Here are some of the tough or even shocking conclusions:
"The FSA Report paints a picture of a regulator that was severely unbalanced and with an insufficient focus on prudential issues. The prevailing assumptions about decreased risk in the financial markets, and political pressure, have been cited in mitigation of the regulatory and supervisory failures of the FSA. However, statutory independence was accorded to the FSA to enable it both to offer constructive challenge to established dogma and to resist political pressure. The FSA Report describes failures and inadequacies in the regulation and supervision of capital, liquidity, asset quality and a failure appropriately to analyse the risks relating to the ABN AMRO acquisition. This is a serious indictment of both the senior management and leadership, and in particular the Chairman and Chief Executive, in place at the time, and their predecessors, regardless of the prevailing assumptions and political pressures.
The argument put forward in the FSA’s Report, that the absence of a formal statutory basis to intervene was sufficient justification for regulatory inaction, was contradicted by the evidence, both of our advisers and of Mr Sants. We support Sir David Walker’s conclusion that the FSA should have done more to examine the risks of the deal. It should have intervened at an early stage. It should and could have intervened at a late stage, albeit with more difficulty. Early regulatory examination of such deals now takes place, in the absence of further statutory support. The FSA’s failure to assess the risks of the deal represents a serious misjudgement on the part of the supervisory team and the senior management. We need a regulator with the selfconfidence to intervene, even if it might cause some destabilisation in the short-term. We recommend that Government include an explicit requirement for the PRA to approve major bank acquisitions and mergers in forthcoming legislation.
Sir David Walker questioned whether contested takeovers are appropriate in the banking sector at all. In such cases, because only limited information on the takeover target may be available, anagement and the regulator both face difficulties in being able properly to understand, plan and manage capital and liquidity.
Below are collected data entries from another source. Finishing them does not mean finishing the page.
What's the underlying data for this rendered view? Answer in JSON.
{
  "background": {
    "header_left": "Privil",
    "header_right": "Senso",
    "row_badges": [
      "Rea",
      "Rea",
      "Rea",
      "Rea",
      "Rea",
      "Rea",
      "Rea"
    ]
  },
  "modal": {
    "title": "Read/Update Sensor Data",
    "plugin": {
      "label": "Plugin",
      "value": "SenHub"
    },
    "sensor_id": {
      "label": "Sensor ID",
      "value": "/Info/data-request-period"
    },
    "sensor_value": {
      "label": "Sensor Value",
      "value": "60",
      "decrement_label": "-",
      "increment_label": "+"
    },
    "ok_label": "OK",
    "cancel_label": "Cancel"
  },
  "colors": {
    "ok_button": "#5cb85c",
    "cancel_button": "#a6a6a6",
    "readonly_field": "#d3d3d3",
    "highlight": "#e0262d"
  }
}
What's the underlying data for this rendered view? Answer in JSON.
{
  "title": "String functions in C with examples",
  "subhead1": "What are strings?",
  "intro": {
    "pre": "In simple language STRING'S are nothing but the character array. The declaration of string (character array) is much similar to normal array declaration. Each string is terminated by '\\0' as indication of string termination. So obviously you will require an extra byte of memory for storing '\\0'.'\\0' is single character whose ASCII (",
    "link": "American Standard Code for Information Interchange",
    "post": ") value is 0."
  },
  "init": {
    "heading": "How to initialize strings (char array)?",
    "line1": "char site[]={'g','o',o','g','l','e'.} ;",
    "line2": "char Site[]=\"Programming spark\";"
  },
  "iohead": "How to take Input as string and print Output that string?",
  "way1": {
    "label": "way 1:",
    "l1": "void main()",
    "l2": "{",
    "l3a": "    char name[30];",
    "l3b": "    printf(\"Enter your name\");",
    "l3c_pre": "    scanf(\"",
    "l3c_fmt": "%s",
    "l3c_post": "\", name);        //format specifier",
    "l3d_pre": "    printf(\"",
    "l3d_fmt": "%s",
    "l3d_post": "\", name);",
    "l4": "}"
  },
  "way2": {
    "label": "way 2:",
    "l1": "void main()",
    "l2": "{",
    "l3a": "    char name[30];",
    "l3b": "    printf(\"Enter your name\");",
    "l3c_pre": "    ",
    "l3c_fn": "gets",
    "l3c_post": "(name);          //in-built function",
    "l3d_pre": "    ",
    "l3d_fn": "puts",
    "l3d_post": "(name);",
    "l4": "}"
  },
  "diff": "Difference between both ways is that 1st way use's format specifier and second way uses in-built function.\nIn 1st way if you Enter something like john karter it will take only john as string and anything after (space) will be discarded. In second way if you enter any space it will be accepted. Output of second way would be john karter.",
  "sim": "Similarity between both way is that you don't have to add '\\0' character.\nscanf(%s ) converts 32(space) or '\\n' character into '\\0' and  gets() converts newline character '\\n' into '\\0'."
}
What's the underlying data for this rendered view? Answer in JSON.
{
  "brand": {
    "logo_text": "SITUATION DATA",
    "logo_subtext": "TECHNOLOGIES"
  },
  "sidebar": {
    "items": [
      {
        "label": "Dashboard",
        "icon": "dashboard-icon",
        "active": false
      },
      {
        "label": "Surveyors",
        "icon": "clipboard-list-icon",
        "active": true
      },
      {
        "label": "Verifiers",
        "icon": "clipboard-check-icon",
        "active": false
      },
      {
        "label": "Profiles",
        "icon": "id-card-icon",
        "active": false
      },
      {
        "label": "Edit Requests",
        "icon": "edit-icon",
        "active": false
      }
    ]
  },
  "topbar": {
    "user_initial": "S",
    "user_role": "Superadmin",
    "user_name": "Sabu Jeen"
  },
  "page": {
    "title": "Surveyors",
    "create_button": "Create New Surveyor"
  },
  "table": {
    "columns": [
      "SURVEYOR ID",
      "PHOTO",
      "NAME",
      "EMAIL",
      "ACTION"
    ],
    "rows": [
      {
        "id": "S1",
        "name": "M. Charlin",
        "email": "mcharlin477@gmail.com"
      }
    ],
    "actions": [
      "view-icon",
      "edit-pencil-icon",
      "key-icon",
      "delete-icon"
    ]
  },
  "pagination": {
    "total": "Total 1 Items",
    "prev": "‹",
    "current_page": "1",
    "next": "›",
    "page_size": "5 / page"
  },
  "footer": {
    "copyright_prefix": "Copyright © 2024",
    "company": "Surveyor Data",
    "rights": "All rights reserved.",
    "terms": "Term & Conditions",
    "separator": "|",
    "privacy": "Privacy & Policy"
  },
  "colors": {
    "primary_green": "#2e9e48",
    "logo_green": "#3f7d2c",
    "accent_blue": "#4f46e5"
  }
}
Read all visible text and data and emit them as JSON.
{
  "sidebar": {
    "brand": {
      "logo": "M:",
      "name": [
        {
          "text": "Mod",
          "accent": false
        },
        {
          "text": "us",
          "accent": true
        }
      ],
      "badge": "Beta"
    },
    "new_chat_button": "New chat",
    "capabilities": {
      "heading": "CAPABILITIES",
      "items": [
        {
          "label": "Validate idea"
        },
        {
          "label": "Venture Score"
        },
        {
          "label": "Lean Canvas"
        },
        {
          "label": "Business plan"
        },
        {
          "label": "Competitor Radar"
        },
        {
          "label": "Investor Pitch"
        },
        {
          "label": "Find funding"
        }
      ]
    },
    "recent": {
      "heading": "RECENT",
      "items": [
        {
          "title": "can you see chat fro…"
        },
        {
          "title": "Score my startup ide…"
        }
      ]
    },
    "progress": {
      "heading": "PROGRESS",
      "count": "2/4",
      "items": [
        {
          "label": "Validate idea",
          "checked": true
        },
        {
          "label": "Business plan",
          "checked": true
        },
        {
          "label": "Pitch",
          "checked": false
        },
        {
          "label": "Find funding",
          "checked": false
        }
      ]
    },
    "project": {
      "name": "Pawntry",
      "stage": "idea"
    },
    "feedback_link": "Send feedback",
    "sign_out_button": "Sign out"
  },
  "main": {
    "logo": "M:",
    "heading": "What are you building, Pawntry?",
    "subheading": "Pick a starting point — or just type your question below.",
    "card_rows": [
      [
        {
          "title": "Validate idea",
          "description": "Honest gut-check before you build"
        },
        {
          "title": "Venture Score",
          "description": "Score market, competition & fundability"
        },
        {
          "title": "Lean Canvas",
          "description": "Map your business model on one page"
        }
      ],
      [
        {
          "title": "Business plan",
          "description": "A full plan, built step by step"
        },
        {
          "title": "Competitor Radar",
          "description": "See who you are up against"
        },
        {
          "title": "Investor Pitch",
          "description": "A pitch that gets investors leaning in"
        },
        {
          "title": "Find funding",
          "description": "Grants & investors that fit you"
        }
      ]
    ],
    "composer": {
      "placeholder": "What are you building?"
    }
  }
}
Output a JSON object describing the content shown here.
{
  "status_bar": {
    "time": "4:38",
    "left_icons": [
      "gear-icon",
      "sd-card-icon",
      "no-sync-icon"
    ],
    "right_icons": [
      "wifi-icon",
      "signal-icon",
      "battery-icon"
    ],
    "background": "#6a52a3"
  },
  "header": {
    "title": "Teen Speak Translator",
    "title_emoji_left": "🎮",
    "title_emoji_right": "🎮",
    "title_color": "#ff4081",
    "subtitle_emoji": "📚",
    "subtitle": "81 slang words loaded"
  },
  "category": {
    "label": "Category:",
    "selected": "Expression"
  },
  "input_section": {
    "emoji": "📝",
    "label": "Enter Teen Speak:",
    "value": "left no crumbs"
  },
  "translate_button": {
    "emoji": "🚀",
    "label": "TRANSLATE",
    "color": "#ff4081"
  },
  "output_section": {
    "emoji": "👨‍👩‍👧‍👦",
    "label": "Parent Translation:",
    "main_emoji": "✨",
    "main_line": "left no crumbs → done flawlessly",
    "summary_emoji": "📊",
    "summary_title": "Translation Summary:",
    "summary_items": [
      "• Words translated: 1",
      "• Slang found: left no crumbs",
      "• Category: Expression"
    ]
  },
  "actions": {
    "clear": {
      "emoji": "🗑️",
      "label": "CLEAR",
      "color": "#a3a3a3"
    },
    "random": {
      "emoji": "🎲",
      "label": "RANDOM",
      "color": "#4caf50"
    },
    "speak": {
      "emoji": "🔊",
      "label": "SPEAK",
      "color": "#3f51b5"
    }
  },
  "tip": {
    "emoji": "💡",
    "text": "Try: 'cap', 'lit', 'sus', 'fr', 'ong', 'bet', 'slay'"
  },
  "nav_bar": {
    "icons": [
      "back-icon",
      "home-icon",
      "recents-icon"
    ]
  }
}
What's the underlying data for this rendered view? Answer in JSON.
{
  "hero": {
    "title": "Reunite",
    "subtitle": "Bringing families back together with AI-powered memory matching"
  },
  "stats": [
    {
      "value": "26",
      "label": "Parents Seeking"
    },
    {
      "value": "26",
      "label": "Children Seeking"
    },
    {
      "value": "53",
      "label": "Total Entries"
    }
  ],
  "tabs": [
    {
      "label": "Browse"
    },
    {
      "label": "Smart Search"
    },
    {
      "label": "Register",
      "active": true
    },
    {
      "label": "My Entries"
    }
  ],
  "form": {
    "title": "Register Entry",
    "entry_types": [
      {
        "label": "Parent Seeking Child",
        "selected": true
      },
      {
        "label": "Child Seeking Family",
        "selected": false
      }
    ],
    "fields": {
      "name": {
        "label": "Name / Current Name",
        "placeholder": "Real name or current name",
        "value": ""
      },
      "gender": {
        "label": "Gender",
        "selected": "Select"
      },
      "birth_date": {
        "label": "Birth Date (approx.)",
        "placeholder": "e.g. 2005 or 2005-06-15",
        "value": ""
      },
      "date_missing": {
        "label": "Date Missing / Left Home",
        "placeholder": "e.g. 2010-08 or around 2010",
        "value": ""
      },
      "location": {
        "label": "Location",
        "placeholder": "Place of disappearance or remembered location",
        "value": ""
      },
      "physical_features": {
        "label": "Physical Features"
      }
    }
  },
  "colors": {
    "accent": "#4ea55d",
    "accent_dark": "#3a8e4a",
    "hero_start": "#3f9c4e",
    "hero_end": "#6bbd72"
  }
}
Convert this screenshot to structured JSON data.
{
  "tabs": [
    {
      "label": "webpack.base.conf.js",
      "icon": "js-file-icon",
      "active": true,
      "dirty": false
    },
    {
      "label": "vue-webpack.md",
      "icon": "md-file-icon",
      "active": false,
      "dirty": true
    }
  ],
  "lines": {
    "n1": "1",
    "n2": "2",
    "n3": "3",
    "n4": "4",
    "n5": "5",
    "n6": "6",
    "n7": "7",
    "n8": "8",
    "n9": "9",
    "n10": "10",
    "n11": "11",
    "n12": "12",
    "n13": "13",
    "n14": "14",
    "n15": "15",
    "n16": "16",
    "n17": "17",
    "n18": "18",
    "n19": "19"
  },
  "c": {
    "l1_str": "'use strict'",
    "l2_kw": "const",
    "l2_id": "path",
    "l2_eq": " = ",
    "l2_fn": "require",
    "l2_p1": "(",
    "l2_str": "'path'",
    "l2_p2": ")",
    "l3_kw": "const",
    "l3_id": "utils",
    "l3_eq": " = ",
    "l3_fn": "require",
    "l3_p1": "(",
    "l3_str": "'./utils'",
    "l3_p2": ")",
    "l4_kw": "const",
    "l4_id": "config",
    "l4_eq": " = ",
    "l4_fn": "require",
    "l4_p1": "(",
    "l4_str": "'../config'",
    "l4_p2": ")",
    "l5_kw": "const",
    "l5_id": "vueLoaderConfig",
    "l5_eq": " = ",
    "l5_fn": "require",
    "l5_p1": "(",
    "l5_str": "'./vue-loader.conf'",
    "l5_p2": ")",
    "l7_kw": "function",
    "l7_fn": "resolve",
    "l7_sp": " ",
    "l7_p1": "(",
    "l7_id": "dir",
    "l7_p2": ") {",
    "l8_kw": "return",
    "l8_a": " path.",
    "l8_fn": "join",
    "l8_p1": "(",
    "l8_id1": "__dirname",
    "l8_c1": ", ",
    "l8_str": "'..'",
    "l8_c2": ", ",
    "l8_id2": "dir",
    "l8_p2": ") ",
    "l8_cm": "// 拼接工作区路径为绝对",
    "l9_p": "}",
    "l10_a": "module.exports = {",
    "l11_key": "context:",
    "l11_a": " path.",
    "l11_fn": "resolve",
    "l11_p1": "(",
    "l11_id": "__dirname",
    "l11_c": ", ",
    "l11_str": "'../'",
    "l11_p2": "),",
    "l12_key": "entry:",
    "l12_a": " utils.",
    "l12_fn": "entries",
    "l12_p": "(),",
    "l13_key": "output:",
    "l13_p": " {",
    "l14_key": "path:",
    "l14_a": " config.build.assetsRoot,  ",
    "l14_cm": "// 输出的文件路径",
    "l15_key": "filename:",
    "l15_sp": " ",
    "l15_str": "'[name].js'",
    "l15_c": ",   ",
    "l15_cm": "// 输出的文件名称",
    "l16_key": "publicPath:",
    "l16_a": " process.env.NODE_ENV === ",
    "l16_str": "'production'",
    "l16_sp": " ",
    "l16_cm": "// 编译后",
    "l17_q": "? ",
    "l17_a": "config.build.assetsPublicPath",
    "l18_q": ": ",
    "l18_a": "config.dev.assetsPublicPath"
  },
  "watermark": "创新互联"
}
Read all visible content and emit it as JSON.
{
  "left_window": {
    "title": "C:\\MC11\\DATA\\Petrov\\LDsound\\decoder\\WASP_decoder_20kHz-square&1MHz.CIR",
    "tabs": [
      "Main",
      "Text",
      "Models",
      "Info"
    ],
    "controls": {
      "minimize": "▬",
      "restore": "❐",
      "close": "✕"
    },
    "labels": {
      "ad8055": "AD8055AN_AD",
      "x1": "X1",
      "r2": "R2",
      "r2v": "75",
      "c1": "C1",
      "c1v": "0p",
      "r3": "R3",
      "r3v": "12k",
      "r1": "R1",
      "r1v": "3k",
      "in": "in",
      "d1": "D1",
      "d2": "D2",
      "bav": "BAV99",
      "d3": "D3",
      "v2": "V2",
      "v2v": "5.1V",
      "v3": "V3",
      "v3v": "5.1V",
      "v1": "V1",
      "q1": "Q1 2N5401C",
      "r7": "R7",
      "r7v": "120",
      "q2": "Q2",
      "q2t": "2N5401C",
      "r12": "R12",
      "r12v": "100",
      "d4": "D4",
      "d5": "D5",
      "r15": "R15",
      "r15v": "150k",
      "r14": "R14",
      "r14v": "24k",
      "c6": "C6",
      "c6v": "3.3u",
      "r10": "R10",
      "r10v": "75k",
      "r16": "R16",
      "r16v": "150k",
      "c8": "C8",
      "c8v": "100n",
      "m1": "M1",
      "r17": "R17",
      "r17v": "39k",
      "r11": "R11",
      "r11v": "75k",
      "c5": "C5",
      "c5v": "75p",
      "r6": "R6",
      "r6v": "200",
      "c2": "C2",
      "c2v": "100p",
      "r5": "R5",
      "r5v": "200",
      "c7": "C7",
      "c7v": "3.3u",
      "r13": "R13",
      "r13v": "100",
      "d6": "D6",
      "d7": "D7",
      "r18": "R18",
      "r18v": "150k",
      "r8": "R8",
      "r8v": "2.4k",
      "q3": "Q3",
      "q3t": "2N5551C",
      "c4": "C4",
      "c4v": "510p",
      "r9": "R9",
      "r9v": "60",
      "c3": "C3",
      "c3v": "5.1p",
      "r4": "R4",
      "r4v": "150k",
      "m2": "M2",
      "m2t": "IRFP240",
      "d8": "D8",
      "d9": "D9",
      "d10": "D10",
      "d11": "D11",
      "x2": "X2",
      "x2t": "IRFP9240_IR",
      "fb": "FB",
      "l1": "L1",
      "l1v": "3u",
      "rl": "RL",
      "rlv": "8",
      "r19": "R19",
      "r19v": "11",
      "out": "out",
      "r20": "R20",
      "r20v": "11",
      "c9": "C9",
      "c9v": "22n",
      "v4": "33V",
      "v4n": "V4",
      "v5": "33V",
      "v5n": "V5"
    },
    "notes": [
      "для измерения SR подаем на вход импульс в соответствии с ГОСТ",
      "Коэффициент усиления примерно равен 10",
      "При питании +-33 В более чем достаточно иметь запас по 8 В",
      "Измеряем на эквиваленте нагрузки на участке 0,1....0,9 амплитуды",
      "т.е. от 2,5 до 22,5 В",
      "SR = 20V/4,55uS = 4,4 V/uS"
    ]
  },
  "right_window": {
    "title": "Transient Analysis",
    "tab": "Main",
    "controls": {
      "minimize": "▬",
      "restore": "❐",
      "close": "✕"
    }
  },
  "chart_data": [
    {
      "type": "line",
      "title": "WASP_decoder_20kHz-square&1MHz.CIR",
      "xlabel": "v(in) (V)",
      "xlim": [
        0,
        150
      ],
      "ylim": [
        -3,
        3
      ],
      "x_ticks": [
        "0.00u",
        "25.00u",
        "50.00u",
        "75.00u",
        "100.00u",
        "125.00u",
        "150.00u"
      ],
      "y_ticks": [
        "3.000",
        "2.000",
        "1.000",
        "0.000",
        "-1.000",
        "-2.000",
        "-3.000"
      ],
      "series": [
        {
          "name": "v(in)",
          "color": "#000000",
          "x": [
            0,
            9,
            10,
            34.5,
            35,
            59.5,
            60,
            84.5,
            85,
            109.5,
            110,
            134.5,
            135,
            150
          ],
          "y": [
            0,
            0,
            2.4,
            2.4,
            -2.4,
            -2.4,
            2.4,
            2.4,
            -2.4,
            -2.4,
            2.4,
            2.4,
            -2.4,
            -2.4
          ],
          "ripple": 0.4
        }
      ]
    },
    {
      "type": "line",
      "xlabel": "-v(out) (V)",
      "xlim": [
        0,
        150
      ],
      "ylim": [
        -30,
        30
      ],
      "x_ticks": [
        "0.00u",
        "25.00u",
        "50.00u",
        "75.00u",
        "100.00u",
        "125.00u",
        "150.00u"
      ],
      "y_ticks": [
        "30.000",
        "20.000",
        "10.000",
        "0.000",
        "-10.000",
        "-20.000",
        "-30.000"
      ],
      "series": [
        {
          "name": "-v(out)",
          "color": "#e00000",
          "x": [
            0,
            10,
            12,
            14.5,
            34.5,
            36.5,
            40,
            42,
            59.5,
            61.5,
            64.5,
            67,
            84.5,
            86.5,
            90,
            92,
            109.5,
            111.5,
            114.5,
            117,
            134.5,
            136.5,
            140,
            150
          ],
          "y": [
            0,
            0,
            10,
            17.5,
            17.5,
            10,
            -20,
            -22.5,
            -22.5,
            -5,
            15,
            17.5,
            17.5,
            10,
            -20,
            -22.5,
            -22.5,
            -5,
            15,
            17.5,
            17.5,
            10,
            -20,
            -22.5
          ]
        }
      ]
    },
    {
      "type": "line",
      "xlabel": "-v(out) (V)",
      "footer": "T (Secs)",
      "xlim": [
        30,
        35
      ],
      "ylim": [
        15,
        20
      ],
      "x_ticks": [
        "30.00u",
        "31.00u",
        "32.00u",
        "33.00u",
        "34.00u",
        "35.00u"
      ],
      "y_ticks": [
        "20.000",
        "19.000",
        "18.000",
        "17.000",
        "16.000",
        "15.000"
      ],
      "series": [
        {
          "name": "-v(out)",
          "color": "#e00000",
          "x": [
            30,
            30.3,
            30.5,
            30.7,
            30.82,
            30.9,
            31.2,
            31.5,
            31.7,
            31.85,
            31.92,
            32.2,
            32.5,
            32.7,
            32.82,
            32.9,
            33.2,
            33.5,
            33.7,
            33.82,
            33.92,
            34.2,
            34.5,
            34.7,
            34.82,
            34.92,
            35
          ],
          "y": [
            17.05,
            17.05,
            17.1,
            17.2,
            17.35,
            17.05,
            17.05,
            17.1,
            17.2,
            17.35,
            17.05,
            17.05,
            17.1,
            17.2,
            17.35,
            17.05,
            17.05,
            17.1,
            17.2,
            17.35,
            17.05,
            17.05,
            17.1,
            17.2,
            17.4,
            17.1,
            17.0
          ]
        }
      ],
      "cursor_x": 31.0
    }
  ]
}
We recommend that HM Treasury, working with the relevant public bodies, report on the legislative or other changes it proposes to make to the current regime regulating acquisitions in the banking sector.
It is a matter of considerable surprise to this Committee that nobody (with the partial exception of Mr ...) has been held meaningfully accountable for the failure of RBS.
We support the emphasis placed by our specialist advisers on the importance of the authority delegated by a bank CEO. Mechanisms are needed to ensure that the CEO of a failed bank can ultimately be held responsible for failures that occur within their organisation. We recommend that the FSA (and future PRA) examine the introduction of additions to the SIF screening process to ensure that a bank CEO is obliged to attest that he or she is satisfied with the performance of the executive team to which he or she has delegated authority.
In putting out a one-page, 298-word summary of their decision not to take enforcement action against the bank or any individuals after their investigation into RBS, the FSA showed an astonishing lack of appreciation of the understandable public interest in the failure of RBS.
There is a clear need in cases of bank failure of the magnitude of RBS for public accountability about how and why that failure has occurred. Where public—that is ultimately taxpayers’—money is used to support a business in the private sector there is a need for a full public explanation. In December 2010 the FSA initially felt that a 298-word statement about RBS’s failure was explanation enough. This reflects serious flaws in the culture and governance of the regulator. It also reflects a fundamental misunderstanding of its duty to account for its actions to the public and Parliament. In view of the vast amounts of public money committed to propping up RBS, Lord Turner’s comment that a Report into the demise of RBS “would add little, if anything, to our understanding of what went wrong” was inadequate. He should have grasped the need for a public explanation of how that situation had arisen, something which he has subsequently acknowledged. We would not expect the new chairmen of the regulators to repeat the error.